Я вернулся к себе в комнату, снова выглянул вниз. Улица была пуста. Часы показывали два часа ночи. Раньше, если мне не спалось, я чатился с друзьями. Вскоре после моего превращения мы с отцом придумали легенду: будто бы я подхватил сильную пневмонию и до конца девятого класса в школе не появлюсь. Потом я развил легенду и сообщил всем, что летом собираюсь съездить в Европу, а осенью, скорее всего, перейду учиться в загородную школу-интернат. «Отъезд» я наметил на август и пообещал, что до августа обязательно со всеми увижусь. Конечно, это было вранье, но дело даже не в нем.
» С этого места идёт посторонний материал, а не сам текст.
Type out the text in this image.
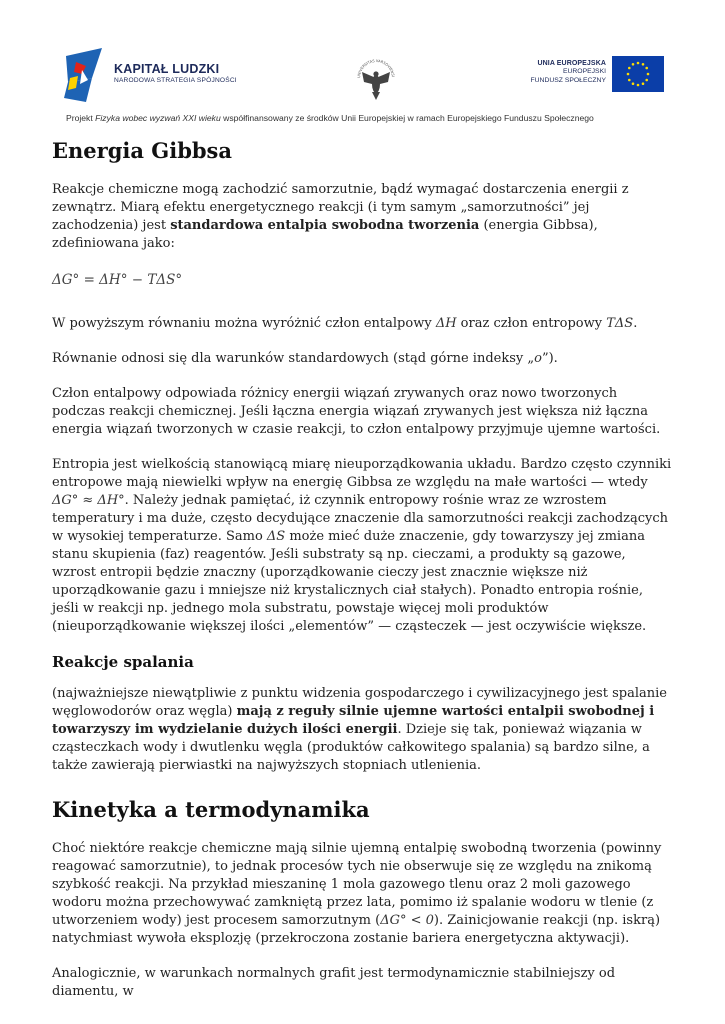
KAPITAŁ LUDZKI
NARODOWA STRATEGIA SPÓJNOŚCI
UNIVERSITAS VARSOVIENSI
UNIA EUROPEJSKA
EUROPEJSKI
FUNDUSZ SPOŁECZNY
Projekt Fizyka wobec wyzwań XXI wieku współfinansowany ze środków Unii Europejskiej w ramach Europejskiego Funduszu Społecznego
Energia Gibbsa

Reakcje chemiczne mogą zachodzić samorzutnie, bądź wymagać dostarczenia energii z zewnątrz. Miarą efektu energetycznego reakcji (i tym samym „samorzutności” jej zachodzenia) jest standardowa entalpia swobodna tworzenia (energia Gibbsa), zdefiniowana jako:

ΔG° = ΔH° − TΔS°

W powyższym równaniu można wyróżnić człon entalpowy ΔH oraz człon entropowy TΔS.

Równanie odnosi się dla warunków standardowych (stąd górne indeksy „o”).

Człon entalpowy odpowiada różnicy energii wiązań zrywanych oraz nowo tworzonych podczas reakcji chemicznej. Jeśli łączna energia wiązań zrywanych jest większa niż łączna energia wiązań tworzonych w czasie reakcji, to człon entalpowy przyjmuje ujemne wartości.

Entropia jest wielkością stanowiącą miarę nieuporządkowania układu. Bardzo często czynniki entropowe mają niewielki wpływ na energię Gibbsa ze względu na małe wartości — wtedy ΔG° ≈ ΔH°. Należy jednak pamiętać, iż czynnik entropowy rośnie wraz ze wzrostem temperatury i ma duże, często decydujące znaczenie dla samorzutności reakcji zachodzących w wysokiej temperaturze. Samo ΔS może mieć duże znaczenie, gdy towarzyszy jej zmiana stanu skupienia (faz) reagentów. Jeśli substraty są np. cieczami, a produkty są gazowe, wzrost entropii będzie znaczny (uporządkowanie cieczy jest znacznie większe niż uporządkowanie gazu i mniejsze niż krystalicznych ciał stałych). Ponadto entropia rośnie, jeśli w reakcji np. jednego mola substratu, powstaje więcej moli produktów (nieuporządkowanie większej ilości „elementów” — cząsteczek — jest oczywiście większe.

Reakcje spalania

(najważniejsze niewątpliwie z punktu widzenia gospodarczego i cywilizacyjnego jest spalanie węglowodorów oraz węgla) mają z reguły silnie ujemne wartości entalpii swobodnej i towarzyszy im wydzielanie dużych ilości energii. Dzieje się tak, ponieważ wiązania w cząsteczkach wody i dwutlenku węgla (produktów całkowitego spalania) są bardzo silne, a także zawierają pierwiastki na najwyższych stopniach utlenienia.

Kinetyka a termodynamika

Choć niektóre reakcje chemiczne mają silnie ujemną entalpię swobodną tworzenia (powinny reagować samorzutnie), to jednak procesów tych nie obserwuje się ze względu na znikomą szybkość reakcji. Na przykład mieszaninę 1 mola gazowego tlenu oraz 2 moli gazowego wodoru można przechowywać zamkniętą przez lata, pomimo iż spalanie wodoru w tlenie (z utworzeniem wody) jest procesem samorzutnym (ΔG° < 0). Zainicjowanie reakcji (np. iskrą) natychmiast wywoła eksplozję (przekroczona zostanie bariera energetyczna aktywacji).

Analogicznie, w warunkach normalnych grafit jest termodynamicznie stabilniejszy od diamentu, w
На все свои электронные письма я получил всего два или три ответа. У нас умеют забывать выпавших из круга. Конечно же, я не собирался возвращаться в Таттл. Мы издевались над теми, у кого дешевая обувь, — как же одноклассники встретят меня? Не удивлюсь, если с вилами как в триллерах. Подобно отцу, решат, что я опасно болен, и будут сторониться меня. Но даже если бы они вдруг стали ангелами, я бы в школу не вернулся. Возможно ли это — прийти уродом туда, где привык чувствовать себя первым красавцем?
По тротуару тащился бездомный с громадным рюкзаком за спиной. Я представил, как ему живется, ведь он никому не нужен и с ним никто не желает иметь дело. Я следил за бездомным, пока он не скрылся за углом.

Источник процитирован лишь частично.